Fun fact: Caltech originally requested a rectilinear buidling with perfect acoustics and a porch facing south. But Stone had recently returned from Ethiopia and where he saw circular churches with conical roofs. Seeing the mountains as a backdrop, he created a temple-like structure resting on a podium with 32-tapered diamond-shaped columns.
Wilshire Collonade (1967) Wilshire Blvd
Prior to moving from San Diego to Pasadena, whenever I visited I would stay at a hotel in Koreatown close to Wilshire Blvd. The morning runs west towards LACMA provided photo ops of the Wilshire Collonade.under good lighting conditions.The grand project is difficult to photograph without a wide angle lens. Definitely want to return again to take more detail shots.
Kresge Chapel (1973) in Claremont, CA
I last visited Claremont, CA on a hot August day in 2020. The chapel is on the grounds of the Claremont School of Theology for which Stone designed the master plan. While the surrounding buildings “exhibit the architect's trademark tall columns and wide overhanging roofs with pierced decorations, Kresge Chapel is stripped to the very essence of New Formalism.”

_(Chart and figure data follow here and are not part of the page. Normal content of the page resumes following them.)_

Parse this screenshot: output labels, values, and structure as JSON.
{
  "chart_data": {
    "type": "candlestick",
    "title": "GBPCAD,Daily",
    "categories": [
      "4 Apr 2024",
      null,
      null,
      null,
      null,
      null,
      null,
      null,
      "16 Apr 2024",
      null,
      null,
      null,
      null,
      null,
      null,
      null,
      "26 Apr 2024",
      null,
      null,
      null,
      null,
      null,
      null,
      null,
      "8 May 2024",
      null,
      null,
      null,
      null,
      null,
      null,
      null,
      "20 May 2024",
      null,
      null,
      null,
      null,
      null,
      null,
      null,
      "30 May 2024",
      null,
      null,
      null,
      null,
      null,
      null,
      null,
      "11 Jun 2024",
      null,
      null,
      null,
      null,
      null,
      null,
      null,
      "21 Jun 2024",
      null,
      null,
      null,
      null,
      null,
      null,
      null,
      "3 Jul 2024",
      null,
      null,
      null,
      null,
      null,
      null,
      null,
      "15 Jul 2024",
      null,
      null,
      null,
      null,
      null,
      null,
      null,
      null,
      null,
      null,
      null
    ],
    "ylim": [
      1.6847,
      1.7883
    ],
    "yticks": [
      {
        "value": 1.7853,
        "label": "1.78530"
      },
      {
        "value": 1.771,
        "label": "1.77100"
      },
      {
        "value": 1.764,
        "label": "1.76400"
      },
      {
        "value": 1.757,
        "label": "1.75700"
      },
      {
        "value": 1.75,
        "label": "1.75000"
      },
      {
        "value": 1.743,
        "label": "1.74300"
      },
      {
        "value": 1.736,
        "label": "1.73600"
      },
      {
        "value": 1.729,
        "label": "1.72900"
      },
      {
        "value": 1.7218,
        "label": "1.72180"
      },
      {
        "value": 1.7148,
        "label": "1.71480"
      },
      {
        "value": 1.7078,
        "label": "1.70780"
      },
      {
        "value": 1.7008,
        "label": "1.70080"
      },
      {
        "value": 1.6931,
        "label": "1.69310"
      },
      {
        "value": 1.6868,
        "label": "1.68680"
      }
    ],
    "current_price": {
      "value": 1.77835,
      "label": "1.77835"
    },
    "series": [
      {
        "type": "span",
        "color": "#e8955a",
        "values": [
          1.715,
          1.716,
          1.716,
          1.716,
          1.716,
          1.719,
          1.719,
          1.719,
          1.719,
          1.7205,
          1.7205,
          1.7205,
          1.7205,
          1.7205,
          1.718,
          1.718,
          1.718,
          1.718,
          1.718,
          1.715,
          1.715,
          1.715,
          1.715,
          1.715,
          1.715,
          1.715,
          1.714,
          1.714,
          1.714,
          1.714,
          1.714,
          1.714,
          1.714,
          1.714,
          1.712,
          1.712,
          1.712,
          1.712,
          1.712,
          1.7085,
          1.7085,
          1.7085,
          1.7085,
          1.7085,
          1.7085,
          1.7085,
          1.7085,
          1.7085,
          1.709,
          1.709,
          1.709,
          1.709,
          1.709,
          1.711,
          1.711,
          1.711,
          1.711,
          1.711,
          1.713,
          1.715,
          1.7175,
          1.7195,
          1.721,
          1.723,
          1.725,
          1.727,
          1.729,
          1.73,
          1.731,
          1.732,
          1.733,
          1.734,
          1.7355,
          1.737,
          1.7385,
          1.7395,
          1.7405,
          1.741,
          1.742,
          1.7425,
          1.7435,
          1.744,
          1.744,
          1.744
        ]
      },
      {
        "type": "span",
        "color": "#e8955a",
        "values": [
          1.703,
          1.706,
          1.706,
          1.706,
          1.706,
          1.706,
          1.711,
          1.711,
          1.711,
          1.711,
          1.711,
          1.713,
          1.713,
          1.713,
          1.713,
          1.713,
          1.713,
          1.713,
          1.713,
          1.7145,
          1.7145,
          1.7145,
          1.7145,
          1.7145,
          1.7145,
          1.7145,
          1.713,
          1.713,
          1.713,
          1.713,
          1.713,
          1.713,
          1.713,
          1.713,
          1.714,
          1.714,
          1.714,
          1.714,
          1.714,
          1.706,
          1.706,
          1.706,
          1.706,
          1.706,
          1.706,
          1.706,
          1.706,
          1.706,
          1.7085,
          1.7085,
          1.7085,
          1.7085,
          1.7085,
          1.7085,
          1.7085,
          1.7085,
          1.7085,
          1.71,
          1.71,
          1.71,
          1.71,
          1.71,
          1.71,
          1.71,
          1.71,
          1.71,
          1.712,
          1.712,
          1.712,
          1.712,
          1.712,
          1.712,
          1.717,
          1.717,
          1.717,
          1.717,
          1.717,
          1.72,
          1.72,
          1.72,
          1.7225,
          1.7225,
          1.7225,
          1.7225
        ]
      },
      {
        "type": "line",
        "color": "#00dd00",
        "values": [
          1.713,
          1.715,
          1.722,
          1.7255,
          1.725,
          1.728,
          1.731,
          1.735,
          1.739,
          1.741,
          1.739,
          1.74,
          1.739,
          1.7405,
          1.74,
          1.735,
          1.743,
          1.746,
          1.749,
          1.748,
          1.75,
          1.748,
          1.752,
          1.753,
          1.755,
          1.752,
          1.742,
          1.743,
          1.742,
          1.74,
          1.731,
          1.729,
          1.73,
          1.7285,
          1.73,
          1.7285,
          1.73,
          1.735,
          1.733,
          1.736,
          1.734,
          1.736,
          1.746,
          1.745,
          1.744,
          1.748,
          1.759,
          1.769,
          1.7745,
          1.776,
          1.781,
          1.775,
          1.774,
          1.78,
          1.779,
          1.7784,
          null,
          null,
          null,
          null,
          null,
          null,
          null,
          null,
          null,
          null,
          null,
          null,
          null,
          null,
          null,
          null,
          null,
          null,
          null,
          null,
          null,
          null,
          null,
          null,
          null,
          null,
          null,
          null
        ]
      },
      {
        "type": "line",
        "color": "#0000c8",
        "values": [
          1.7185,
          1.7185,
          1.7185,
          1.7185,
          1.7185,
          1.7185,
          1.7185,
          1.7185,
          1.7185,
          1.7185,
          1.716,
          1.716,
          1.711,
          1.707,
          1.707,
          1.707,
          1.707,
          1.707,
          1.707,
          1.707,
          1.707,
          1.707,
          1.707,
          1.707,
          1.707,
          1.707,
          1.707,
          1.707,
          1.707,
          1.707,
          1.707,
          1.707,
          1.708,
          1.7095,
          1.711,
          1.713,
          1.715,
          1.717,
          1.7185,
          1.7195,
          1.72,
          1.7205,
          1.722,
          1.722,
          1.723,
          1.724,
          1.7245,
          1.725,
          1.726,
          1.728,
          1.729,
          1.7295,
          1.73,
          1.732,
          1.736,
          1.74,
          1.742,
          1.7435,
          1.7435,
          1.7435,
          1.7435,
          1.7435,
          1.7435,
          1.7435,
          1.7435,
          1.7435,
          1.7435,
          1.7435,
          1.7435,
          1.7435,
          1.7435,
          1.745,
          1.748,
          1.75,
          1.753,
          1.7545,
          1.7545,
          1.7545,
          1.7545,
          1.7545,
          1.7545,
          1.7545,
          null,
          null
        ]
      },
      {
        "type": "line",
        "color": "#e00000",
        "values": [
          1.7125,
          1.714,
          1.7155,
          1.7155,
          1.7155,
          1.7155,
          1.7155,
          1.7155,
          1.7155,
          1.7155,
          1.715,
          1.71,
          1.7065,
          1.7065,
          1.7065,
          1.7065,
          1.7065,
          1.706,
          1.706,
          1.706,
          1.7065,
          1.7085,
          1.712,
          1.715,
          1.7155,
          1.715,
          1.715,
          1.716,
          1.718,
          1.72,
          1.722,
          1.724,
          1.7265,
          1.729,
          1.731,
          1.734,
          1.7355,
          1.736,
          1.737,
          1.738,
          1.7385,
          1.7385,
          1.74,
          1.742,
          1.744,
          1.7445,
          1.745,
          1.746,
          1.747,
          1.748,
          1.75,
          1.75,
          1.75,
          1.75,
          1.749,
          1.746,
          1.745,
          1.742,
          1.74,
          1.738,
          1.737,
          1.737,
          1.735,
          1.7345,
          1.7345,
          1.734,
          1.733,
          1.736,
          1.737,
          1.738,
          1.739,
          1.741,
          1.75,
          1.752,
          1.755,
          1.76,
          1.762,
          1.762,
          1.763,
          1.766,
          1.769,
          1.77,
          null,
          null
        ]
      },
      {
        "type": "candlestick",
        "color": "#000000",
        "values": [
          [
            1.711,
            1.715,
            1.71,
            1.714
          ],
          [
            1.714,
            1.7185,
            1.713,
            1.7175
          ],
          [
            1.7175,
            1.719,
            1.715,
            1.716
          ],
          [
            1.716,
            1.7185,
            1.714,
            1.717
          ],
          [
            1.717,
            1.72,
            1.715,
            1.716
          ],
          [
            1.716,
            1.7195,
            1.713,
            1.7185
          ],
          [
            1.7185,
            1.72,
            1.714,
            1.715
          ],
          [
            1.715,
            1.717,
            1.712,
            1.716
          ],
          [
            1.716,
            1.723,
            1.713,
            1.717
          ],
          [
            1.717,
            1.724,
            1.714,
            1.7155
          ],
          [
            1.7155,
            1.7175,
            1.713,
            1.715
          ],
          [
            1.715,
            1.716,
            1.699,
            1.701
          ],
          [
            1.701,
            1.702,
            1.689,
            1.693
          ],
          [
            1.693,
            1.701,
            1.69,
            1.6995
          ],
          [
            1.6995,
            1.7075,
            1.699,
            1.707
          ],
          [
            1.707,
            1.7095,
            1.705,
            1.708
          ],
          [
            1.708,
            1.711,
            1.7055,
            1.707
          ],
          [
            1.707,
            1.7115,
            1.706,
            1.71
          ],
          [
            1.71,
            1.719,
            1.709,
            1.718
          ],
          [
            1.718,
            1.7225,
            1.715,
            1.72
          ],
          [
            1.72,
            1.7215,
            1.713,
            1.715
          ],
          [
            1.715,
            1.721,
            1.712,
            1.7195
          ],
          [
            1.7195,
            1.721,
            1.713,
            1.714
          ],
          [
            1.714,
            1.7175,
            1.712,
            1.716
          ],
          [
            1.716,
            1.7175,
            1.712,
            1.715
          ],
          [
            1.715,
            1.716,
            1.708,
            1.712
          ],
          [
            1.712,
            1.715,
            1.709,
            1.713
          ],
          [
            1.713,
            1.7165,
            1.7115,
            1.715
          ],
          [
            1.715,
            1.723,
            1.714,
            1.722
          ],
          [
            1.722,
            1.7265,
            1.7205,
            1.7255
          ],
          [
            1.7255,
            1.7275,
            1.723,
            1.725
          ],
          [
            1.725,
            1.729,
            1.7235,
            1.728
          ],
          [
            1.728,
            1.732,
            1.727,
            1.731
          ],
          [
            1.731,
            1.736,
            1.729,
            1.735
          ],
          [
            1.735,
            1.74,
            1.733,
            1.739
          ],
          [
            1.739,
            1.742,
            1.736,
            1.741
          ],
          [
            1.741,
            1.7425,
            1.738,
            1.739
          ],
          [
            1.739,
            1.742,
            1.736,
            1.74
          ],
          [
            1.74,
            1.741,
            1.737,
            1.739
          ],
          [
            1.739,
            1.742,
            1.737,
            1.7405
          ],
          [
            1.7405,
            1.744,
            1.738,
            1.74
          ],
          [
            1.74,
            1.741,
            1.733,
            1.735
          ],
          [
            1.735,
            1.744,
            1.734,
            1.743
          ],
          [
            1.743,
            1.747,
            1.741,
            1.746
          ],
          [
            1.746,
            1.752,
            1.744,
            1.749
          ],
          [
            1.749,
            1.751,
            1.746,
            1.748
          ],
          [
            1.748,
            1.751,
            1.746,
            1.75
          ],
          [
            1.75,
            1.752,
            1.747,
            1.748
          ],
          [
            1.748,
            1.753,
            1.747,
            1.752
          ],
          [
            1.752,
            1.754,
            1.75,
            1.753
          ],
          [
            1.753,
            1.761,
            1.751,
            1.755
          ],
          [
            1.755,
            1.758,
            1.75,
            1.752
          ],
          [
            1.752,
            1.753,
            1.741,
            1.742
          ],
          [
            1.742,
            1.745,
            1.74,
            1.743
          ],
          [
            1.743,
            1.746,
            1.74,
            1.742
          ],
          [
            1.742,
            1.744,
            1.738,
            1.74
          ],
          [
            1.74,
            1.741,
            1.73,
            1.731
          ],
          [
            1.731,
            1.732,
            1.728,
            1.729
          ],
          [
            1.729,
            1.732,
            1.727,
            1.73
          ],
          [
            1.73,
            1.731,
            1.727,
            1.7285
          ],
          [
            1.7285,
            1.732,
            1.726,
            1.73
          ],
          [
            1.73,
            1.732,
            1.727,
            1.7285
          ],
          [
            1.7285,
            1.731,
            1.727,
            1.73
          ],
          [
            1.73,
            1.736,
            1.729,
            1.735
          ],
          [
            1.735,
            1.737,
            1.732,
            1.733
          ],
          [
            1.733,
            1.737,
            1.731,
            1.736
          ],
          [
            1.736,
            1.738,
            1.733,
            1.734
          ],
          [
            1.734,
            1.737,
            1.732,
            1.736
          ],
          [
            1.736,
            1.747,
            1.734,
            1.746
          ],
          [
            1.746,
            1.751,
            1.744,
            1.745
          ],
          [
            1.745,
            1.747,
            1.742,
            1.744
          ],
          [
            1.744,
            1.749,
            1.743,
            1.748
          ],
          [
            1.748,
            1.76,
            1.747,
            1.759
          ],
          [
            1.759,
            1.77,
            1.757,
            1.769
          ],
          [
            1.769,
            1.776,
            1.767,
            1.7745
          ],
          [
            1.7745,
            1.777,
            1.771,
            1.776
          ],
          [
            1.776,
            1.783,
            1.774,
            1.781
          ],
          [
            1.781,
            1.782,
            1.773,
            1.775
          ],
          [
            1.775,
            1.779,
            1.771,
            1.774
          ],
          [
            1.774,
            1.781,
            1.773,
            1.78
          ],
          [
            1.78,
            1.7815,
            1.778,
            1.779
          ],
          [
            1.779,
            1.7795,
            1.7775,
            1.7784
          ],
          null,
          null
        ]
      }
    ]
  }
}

I recently viewed a post that another IGer took of the interior with the light streaming through the stained glass. I will have to revisit and hope that it is open so I can experience from the inside!
Scripps Green Hospital (1974)
If you have to go to a hospital, you might as well go to one that was designed by Edward Durrell Stone. At least that was the case for me! That soaring lobby ceiling surprised me and I researched the architect afterwards. The pattern on the exterior, the landscape pools and fountains - all trademarks of Stone.